Relier les activités à leurs impacts
Un défi central soulevé par la création de cette boite à outils a été d’établir des liens formels entre des actions locales (capturées par les indicateurs d’action) et leurs impacts sur le système alimentaire (qui font échos aux objectifs globaux). En d’autres termes, les relations de cause à effet sont dures à mettre en évidence.
L’équipe a mené une revue de littérature d’ampleur pour vérifier dans quelle mesure les activités pouvaient être liées à des impacts. La boite à outils présente les actions dont il est démontré qu’elles contribuent à atteindre les objectifs globaux. Par exemple, la cartographie des ressources alimentaires locales (les espaces verts, ou alors les espaces sur lesquelles des activités liées à l’alimentation peuvent s’implanter) contribue à soutenir l’économie alimentaire locale. Cependant, Ana Moragues-Faus, l’une des co-auteures de l’article, a été surprise par le peu d’analyses d’impact systématiques des initiatives alimentaires locales existantes.

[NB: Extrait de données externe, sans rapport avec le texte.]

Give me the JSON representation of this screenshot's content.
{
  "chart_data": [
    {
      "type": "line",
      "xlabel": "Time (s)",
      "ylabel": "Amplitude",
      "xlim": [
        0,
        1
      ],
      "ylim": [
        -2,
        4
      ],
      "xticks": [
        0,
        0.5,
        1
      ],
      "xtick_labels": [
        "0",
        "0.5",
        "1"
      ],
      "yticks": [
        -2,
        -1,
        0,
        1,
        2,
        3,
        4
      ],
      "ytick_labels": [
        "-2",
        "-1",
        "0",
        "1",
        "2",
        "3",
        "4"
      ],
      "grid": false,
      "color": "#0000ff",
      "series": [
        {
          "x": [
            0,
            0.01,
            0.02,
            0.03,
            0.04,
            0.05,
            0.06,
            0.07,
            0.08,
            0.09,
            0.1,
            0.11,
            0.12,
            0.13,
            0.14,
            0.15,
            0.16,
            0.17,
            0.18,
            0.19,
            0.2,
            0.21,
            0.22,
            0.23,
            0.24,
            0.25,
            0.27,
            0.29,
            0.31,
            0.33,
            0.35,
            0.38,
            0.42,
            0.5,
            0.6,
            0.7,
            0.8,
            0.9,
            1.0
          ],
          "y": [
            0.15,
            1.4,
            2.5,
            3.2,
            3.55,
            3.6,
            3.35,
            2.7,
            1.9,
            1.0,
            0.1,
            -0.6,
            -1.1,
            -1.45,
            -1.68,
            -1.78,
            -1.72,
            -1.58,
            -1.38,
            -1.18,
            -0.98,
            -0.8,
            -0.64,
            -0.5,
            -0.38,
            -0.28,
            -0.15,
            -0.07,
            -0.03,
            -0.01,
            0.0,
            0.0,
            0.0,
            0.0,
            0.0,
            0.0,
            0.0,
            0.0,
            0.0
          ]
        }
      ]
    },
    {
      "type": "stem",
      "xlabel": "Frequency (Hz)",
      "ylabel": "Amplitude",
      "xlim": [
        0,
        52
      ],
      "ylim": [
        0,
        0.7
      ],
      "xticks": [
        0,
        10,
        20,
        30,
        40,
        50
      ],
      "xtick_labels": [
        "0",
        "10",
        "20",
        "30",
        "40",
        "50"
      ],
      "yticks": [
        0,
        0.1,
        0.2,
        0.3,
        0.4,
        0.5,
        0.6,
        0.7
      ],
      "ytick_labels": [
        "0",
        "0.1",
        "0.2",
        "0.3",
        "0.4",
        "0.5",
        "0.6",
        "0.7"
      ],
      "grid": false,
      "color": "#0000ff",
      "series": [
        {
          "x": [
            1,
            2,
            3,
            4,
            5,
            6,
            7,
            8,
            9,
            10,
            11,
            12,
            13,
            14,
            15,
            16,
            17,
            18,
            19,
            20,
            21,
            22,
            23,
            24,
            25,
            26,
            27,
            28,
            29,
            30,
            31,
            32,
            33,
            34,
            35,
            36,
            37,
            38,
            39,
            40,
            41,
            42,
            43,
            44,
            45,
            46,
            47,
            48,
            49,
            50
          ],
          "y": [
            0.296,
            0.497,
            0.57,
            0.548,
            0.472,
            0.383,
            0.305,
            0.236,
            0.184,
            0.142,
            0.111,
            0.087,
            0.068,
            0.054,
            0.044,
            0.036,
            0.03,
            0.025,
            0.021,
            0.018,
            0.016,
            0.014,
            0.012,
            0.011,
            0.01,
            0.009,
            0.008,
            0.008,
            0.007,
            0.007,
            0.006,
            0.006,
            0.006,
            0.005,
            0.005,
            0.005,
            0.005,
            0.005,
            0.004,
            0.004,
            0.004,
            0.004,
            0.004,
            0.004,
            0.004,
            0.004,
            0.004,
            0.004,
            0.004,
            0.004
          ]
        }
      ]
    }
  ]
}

Par conséquent, la boite à outils ne prétend pas que les actions qu’elle présente sont suffisantes pour atteindre les objectifs (voir à ce sujet notre article « Nous avons beaucoup fait, mais qu’avons-nous accompli ? » Leçons de la politique alimentaire de New York). Elle permet, cependant, d’engager le débat sur les raisons pour lesquelles la ville ne voit pas les effets des actions mises en place. Cela peut être dû au fait que d’autres tendances, qui vont dans le sens inverse, sont également à l’œuvre. Par exemple, des efforts pour introduire une alimentation biologique dans les écoles peuvent être contrebalancés par une augmentation de la restauration rapide, ou par le fait que les parents n’ont pas le temps de cuisiner.
Au-delà des données
La question de la collecte de données s’est posée avec une acuité particulière pendant tout le processus d’élaboration de la boite à outils. En effet, les villes ne disposent pas toujours de l’indicateur parfait qui irait parfaitement dans le cadre d’analyse, et il est difficile d’allouer des fonds à la collecte de nouvelles données. De fait, les données représentent souvent une limite dans les processus qui visent à capturer l’impact des actions alimentaires locales (voir à ce sujet notre article Evaluer les impacts économiques des systèmes alimentaires locaux).
Au Royaume-Uni, l’équipe a décidé de contourner la difficulté entre faisant appel à des données secondaires, des entretiens avec les acteurs locaux et en sélectionnant des indicateurs faciles à mesurer et accessibles. Ana Morgues-Faus est reconnaissante de la façon dont les acteurs ont accepté de partager leurs connaissances sur le système alimentaire locale, même si elle pense que le projet aurait pu aller encore plus loin pour collecter toute la diversité des points de vue. Cette information qualitative a été particulièrement utile pour éviter d’être piégés par des indicateurs trop étroits. Par exemple, seulement regarder le volume de déchets alimentaires produits peut être trompeur : en effet, si la consommation de fruits et légumes augmente, alors les déchets alimentaires le feront aussi, sans que cela ne soit une mauvaise nouvelle. Des approches qualitatives peuvent ainsi nuancer les chiffres.
Par ailleurs, la chercheuse souligne que la boite à outils est suffisamment flexible pour fonctionner sans la « donnée parfaite ». Le simple fait de cartographier les actions existantes et d’utiliser cette cartographie pour mettre en lien les acteurs est déjà un premier pas important pour les villes.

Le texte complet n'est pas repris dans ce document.